The constitutional court gave parliament 24 months from the date of the judgement to bring the ruling in line with South African laws. We are now in the early stages of 2020 and within this year parliament will need to launch new legislation on this topic.
The things line between private and public use
Everyone in South Africa is protected by our constitution and the right to privacy is one of the strongest rights upheld and protected by the constitution. What is clear and protected is the right to grow or use cannabis in the privacy of your own home.
What the Constitutional Court failed to do was define the scope of private use and instead left this up to the discretion of those who enforce our laws, namely the courts, prosecutors and police.
The judgement did expand the use and possession of cannabis beyond the scope of home or private dwelling. This is inline with the right of privacy as enshrined in our constitution. So, the right of privacy also extends to ones car, ones handbag, and any space that could be viewed as private in nature.To search any of these places would be an infringement of a persons right to privacy and therefore illegal for law enforcement to do.

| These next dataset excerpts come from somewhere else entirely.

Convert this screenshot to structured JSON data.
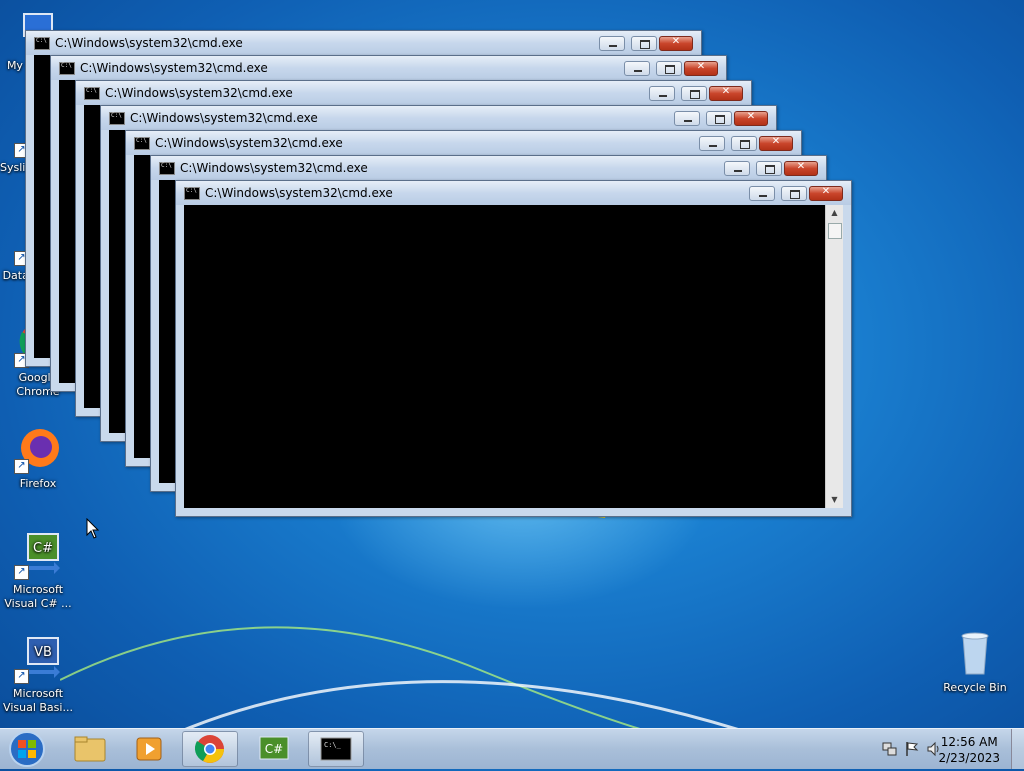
{
  "desktop": {
    "icons": [
      {
        "label": "My Comp..."
      },
      {
        "label": "Syslinternals..."
      },
      {
        "label": "DataVagon..."
      },
      {
        "label": "Google Chrome"
      },
      {
        "label": "Firefox"
      },
      {
        "label": "Microsoft Visual C# ..."
      },
      {
        "label": "Microsoft Visual Basi..."
      },
      {
        "label": "Recycle Bin"
      }
    ]
  },
  "windows": [
    {
      "title": "C:\\Windows\\system32\\cmd.exe"
    },
    {
      "title": "C:\\Windows\\system32\\cmd.exe"
    },
    {
      "title": "C:\\Windows\\system32\\cmd.exe"
    },
    {
      "title": "C:\\Windows\\system32\\cmd.exe"
    },
    {
      "title": "C:\\Windows\\system32\\cmd.exe"
    },
    {
      "title": "C:\\Windows\\system32\\cmd.exe"
    },
    {
      "title": "C:\\Windows\\system32\\cmd.exe"
    }
  ],
  "taskbar": {
    "pinned": [
      "start-orb",
      "explorer",
      "media-player",
      "chrome",
      "visual-csharp",
      "cmd"
    ],
    "clock_time": "12:56 AM",
    "clock_date": "2/23/2023"
  },
  "colors": {
    "desktop_blue": "#1a7fd0",
    "titlebar": "#c7d7ec",
    "close_red": "#c9452b",
    "console_black": "#000000"
  }
}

A further insight into the judgement is that it may be possible to use cannabis related products in a group provided that all parties are over the age of 18 years.
How much is too much?
The Constitutional Court never prescribed what is the quantity of cannabis that would be considered personal use vs commercial use.

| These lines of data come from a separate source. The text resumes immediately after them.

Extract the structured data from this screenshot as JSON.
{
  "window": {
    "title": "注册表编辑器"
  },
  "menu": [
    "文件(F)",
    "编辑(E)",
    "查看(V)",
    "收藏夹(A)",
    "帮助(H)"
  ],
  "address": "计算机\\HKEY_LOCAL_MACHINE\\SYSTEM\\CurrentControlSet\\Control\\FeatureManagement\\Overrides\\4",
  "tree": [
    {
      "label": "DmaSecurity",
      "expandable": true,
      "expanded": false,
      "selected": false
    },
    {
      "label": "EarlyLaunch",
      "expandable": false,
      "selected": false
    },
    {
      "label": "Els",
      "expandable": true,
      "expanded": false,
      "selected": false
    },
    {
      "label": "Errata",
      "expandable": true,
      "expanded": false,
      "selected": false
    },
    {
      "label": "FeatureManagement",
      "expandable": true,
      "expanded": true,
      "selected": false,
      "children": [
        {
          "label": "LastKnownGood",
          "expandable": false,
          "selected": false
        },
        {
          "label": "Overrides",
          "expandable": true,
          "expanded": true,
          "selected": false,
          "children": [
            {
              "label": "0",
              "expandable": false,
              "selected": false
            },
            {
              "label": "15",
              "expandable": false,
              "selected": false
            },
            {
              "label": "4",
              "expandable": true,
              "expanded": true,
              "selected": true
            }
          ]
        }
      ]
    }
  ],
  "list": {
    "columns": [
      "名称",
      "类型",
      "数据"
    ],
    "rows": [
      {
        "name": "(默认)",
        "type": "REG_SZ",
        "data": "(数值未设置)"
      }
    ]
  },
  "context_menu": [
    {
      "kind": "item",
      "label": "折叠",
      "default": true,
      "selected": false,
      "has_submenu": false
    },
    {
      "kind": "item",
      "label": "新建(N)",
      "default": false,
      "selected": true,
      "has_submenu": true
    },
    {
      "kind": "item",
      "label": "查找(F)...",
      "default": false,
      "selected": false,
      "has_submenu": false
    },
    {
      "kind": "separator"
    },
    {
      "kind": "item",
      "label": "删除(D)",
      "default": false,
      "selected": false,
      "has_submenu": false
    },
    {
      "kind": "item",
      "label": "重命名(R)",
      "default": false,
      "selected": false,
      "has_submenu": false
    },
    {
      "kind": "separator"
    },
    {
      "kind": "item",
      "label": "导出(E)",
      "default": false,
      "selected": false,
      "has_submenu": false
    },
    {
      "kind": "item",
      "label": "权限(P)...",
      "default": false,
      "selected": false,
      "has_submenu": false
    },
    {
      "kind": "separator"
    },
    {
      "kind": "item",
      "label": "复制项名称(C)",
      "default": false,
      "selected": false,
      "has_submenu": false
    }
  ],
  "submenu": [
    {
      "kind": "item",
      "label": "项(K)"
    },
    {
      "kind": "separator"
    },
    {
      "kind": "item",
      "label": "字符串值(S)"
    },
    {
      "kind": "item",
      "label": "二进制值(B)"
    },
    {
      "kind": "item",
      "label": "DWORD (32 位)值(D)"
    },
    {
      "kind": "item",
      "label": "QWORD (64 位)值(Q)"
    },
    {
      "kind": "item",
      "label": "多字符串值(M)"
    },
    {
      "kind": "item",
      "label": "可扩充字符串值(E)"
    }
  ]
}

What the court did instead is give parliament 24 months from the date of the judgement to define and include appropriate provisions into the relevant legislation that currently governs this topic. That 24 month deadline will be September 2020, so within the next 7 months the powers that be must clarify this point. The industry at large is waiting eagerly to see how this will be defined and regulated going forward.
Till these provisions are implemented. The South African law enforcement has the discretion, to decide what is a reasonable amount of cannabis in a persons possession and whether that amount qualifies for private or commercial use.
To help guide police officers, the National Commissioner of the South African Police service (SAPS). Has issued a directive to its officers that sets out certain considerations that must be considered when someone is found in possession of cannabis.
Based on the directive that was issued by the National Commissioner of Police, SAPS officers are required to take note of the circumstances and surrounding facts, when determining whether the cannabis in the suspects possession is for personnel or commercial consumption.
If the suspect fails to provide a satisfactory explanation, then the police officer is allows to use discretion and decide what action can be taken if any.
If the police officer is not sure if the cannabis in the suspects possession is for personal or commercial consumption, the police officer must register a criminal case docket and determine the weight of the cannabis that the suspect has in their possession. The decision to prosecute will then lie with the prosecutor at the magistrates court.
In the event that the SAPS official is happy that the amount of cannabis in the suspects possession is small enough to qualify for personal use, then the suspect should not be arrested but the amount of cannabis should be recorded with his decisions not to proceed to arrest the suspect on his or her pocket book or diary.
In all cases, police discretion must be exercised in ‘good faith, rationally and not arbitrarily’.
Health supplements exempted – for 12 months
Currently, there is an exception for Cannabis products that are marketed specifically as health supplements and contain a daily dose of less than 20mg of cannabidiol and less than 0.001% of THC.
Products that comply are allowed to be bought and sold as a result of the exemption that was published in the Government Gazette on 23 May 2019.
Playing it safe till Parliament clearly defines personal use
Till Parliament has clarified the grey areas of regulation that currently exist with our cannabis industry, you need to be careful.
- You may use it for your personal recreational or medicinal use, alone or with friends and family over the age of 18, in spaces not open to groups other than your own.
- Grow only as much as necessary for your personal use; where unsure, rather be conservative.
- Other than in the case of specific health supplements and processed hemp fibre detailed above, buying and selling cannabis or any cannabis-containing product is currently not legally permissible.
What happens next?
We will have to sit and wait for Parliament to make the next move. Whatever happens we can be assured that the global awakening to the amazing benefits that CBD and Cannabis possess is going to help strengthen the fact that this plant and its oils need to be made available to anyone over the age of 18 years that wants to use it. We look forward to our government making amendments to the law to bring it in line with the Constitutional Court ruling back in 2018.